BIOGRAPHY- by Eugene Chadbourne
Chris Griffin is a name worth knowing if a listener enjoys the trumpet. No less an expert than Duke Ellington said so. He once picked out the line-up of Harry James, Ziggy Elman and Griffin as “the best trumpet section of all time,” a moment of generosity as well as brass appraisal since this trumpet trio was an aspect of Ellington’s stiffest competition, the Benny Goodman band. Nicknamed “steel lips,” Griffin is one of those trumpeters who got the part with the high notes and can be sampled on a pile of recordings that if secured atop each other might seem to be heading for some of the pitches Griffin hit, at least symbolically.
He began as a pianist when he was only five, dropped music for a few years and then began the trumpet at 12. Still his interest flagged until a neighbor friend who played piano came up with the idea of starting a band. This was just the beginning of a life in which Griffin probably spent more time on bandstands than anywhere else, with recording studios coming in a close second. At 15 he was playing in a New York City dance hall; at 18 he had begun working with performers whose names have retained the gleam of fame over the decades. He played until 1934 with bandleader Charlie Barnet, took off for a spell to back up crooner Rudy Vallee and was doing studio assignments for CBS when Goodman hired him.
Between several stints in the latter band the trumpeter continued studio work and freelanced in bands led by Miff Mole and Teddy Wilson, among others. Jimmy Dorsey was the first name written in his datebook for 1940 but doesn’t appear again past the spring months. Goodman seemed to make sure this trumpeter was in the section whenever he assembled an important recording date. Since Griffin logged something like three decades of service to the CBS studios, where Goodman also did much work, this wasn’t too difficult to arrange.
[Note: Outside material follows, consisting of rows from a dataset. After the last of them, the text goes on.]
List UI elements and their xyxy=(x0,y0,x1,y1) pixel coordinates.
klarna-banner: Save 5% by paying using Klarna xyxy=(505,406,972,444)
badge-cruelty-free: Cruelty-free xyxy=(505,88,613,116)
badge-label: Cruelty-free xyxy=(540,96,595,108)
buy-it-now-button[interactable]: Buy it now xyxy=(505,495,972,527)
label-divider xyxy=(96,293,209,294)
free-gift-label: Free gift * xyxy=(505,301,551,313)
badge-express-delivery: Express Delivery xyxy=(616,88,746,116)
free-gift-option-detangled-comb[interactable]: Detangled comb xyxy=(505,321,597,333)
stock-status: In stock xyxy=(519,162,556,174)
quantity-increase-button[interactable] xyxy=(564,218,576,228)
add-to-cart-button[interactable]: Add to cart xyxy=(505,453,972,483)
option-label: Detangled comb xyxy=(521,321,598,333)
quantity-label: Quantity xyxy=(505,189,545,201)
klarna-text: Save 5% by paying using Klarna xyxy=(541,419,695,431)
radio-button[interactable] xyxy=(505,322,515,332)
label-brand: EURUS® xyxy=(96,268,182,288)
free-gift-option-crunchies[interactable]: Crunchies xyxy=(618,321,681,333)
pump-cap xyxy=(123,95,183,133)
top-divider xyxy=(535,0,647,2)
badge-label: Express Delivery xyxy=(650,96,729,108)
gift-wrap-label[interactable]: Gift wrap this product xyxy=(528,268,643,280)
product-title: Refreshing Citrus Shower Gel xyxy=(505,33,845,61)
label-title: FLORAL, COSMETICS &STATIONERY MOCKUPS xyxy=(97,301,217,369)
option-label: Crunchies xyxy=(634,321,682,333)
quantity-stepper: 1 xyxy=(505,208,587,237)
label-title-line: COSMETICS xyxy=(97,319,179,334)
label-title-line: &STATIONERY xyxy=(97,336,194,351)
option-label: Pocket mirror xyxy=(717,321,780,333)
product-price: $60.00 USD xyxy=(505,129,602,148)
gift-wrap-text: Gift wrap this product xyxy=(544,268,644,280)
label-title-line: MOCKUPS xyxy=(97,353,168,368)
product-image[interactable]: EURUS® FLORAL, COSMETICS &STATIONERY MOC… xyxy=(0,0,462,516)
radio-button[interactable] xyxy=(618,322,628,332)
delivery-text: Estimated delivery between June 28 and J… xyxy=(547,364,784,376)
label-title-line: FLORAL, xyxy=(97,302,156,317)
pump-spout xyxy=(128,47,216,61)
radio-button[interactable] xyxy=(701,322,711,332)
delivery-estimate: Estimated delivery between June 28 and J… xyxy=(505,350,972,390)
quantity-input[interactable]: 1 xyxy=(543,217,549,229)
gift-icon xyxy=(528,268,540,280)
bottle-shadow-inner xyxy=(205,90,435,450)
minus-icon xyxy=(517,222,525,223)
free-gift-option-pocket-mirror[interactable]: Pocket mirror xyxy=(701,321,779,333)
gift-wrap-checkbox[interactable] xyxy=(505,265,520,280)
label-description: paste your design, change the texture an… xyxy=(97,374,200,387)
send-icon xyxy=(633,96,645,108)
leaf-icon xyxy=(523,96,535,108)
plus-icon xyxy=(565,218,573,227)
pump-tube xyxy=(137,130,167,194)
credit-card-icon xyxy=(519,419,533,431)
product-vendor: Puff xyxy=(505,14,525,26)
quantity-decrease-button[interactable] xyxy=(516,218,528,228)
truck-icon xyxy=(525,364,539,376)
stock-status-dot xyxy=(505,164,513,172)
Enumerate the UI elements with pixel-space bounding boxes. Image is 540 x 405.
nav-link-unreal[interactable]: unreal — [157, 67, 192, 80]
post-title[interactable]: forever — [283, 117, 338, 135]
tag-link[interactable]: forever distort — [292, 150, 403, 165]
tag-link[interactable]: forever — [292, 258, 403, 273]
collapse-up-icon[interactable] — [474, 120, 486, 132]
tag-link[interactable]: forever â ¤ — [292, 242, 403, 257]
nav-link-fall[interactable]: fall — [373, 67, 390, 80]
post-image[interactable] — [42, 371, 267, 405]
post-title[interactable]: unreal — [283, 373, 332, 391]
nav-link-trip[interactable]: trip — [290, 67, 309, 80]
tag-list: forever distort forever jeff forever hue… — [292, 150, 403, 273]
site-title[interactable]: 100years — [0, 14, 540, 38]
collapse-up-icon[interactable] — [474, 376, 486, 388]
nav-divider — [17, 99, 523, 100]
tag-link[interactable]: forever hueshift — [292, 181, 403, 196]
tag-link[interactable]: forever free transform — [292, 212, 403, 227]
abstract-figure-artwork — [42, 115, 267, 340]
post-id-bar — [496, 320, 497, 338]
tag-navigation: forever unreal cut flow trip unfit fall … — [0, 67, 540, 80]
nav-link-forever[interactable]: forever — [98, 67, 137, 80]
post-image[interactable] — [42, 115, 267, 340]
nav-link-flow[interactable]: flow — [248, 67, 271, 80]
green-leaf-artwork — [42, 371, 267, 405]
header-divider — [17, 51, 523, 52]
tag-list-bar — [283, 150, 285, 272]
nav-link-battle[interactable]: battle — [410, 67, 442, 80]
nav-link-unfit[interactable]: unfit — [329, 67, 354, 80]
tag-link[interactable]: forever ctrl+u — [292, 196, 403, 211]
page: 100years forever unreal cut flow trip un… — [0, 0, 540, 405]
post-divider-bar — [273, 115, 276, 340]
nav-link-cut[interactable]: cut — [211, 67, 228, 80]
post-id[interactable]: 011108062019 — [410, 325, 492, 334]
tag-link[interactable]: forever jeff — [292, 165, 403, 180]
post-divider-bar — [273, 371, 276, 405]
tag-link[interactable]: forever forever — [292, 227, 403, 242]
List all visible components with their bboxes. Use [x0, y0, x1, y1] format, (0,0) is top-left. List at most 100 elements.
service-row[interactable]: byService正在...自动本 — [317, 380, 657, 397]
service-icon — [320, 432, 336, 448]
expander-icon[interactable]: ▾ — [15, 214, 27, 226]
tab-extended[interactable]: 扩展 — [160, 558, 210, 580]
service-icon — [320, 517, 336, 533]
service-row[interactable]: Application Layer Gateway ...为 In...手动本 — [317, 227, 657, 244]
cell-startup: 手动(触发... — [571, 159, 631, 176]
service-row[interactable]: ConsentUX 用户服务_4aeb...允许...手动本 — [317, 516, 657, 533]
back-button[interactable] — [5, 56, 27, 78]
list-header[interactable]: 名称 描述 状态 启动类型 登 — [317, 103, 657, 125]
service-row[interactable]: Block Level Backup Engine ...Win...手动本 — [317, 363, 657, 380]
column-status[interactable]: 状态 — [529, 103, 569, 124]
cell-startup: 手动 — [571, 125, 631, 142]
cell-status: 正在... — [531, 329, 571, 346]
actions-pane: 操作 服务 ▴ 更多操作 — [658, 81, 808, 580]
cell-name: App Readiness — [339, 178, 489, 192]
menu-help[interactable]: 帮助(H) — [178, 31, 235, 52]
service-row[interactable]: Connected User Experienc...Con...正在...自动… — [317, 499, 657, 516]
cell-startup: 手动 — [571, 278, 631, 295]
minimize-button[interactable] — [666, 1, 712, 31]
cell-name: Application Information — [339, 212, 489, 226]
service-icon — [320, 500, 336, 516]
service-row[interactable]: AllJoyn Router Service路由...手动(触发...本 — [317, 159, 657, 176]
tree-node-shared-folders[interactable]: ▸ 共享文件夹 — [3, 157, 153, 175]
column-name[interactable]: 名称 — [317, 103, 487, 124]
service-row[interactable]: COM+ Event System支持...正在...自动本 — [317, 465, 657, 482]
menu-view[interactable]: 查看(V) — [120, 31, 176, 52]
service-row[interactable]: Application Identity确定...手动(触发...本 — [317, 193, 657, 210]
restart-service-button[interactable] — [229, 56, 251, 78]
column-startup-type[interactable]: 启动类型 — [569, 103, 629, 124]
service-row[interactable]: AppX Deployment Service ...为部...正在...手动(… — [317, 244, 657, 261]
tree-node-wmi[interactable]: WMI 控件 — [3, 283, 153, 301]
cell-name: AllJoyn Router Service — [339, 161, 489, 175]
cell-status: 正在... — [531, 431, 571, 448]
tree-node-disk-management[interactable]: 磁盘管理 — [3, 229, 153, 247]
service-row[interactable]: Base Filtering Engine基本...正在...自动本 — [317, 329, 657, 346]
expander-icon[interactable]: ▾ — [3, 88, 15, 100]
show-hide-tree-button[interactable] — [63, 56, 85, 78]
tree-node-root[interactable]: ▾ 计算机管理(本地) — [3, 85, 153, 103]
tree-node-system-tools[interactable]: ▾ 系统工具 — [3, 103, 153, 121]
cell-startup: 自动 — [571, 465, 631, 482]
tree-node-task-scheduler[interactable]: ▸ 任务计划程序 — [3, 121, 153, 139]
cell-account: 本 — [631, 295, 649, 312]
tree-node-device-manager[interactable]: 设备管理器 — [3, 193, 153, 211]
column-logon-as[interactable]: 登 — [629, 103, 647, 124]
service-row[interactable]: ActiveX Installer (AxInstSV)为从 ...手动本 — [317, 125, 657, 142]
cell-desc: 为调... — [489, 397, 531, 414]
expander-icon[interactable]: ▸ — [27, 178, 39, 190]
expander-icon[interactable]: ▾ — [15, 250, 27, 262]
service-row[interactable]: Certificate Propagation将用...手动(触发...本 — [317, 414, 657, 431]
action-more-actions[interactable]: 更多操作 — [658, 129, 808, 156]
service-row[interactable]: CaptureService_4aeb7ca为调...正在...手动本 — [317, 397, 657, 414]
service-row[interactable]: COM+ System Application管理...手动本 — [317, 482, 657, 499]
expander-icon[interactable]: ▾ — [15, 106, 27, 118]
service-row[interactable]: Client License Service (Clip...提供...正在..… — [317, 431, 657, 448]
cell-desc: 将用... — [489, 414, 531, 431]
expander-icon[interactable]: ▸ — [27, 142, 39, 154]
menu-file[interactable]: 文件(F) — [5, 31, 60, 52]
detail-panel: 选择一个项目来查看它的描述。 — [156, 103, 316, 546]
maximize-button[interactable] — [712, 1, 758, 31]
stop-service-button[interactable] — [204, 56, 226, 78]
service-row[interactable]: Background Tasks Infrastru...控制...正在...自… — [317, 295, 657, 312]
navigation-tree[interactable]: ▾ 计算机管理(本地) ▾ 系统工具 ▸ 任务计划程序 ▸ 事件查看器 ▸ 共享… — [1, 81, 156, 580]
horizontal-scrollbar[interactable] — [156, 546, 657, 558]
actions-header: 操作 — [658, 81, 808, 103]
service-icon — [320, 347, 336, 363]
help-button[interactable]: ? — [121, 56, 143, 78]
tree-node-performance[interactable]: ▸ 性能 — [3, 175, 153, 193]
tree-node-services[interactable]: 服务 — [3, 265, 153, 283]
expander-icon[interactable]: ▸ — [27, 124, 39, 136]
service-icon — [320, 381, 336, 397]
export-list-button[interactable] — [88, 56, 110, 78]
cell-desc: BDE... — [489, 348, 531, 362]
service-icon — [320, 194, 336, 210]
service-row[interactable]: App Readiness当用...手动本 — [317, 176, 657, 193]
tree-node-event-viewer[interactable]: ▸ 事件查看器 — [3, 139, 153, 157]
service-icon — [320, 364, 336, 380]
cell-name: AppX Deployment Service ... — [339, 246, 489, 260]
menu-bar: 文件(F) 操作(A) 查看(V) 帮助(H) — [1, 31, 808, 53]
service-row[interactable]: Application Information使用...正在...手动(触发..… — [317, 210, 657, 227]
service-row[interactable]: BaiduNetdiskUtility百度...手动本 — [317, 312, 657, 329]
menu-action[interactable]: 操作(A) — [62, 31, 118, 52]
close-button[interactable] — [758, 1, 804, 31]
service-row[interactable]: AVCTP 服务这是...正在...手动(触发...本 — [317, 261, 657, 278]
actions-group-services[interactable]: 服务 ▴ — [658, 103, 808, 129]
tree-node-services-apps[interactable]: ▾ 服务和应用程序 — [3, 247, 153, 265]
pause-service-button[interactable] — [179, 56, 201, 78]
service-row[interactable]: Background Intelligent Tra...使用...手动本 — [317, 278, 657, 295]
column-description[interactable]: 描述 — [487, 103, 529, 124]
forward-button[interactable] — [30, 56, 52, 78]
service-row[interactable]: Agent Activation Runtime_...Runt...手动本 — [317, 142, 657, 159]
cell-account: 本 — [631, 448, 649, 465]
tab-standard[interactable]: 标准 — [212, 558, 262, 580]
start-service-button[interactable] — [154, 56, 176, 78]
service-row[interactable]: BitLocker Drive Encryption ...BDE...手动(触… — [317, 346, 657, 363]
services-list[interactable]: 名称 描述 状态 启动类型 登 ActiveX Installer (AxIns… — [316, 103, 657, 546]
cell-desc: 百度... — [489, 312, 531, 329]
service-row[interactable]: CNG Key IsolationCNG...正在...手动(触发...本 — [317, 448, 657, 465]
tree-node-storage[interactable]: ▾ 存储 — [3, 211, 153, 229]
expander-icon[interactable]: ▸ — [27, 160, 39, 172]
During the ’60s Griffin branched out to open a school of music with fellow high note man Pee Wee Irwin. Bandleader Warren Covington took the trumpeter out on the road in the ’70s, including a European tour. After the ’80s Griffin seems to have stepped back from active service to the jazz community. On the subject of touring, those fans of bed and breakfast spots who stop by the Griffin House Bed and Breakfast in Jeffersonville, New York, would have the opportunity to visit something of a shrine to good old “steel lips.” The establishment is run by the trumpeter’s son, Paul Griffin, who set up a “Griffin Room” on the second floor in honor of his father’s career.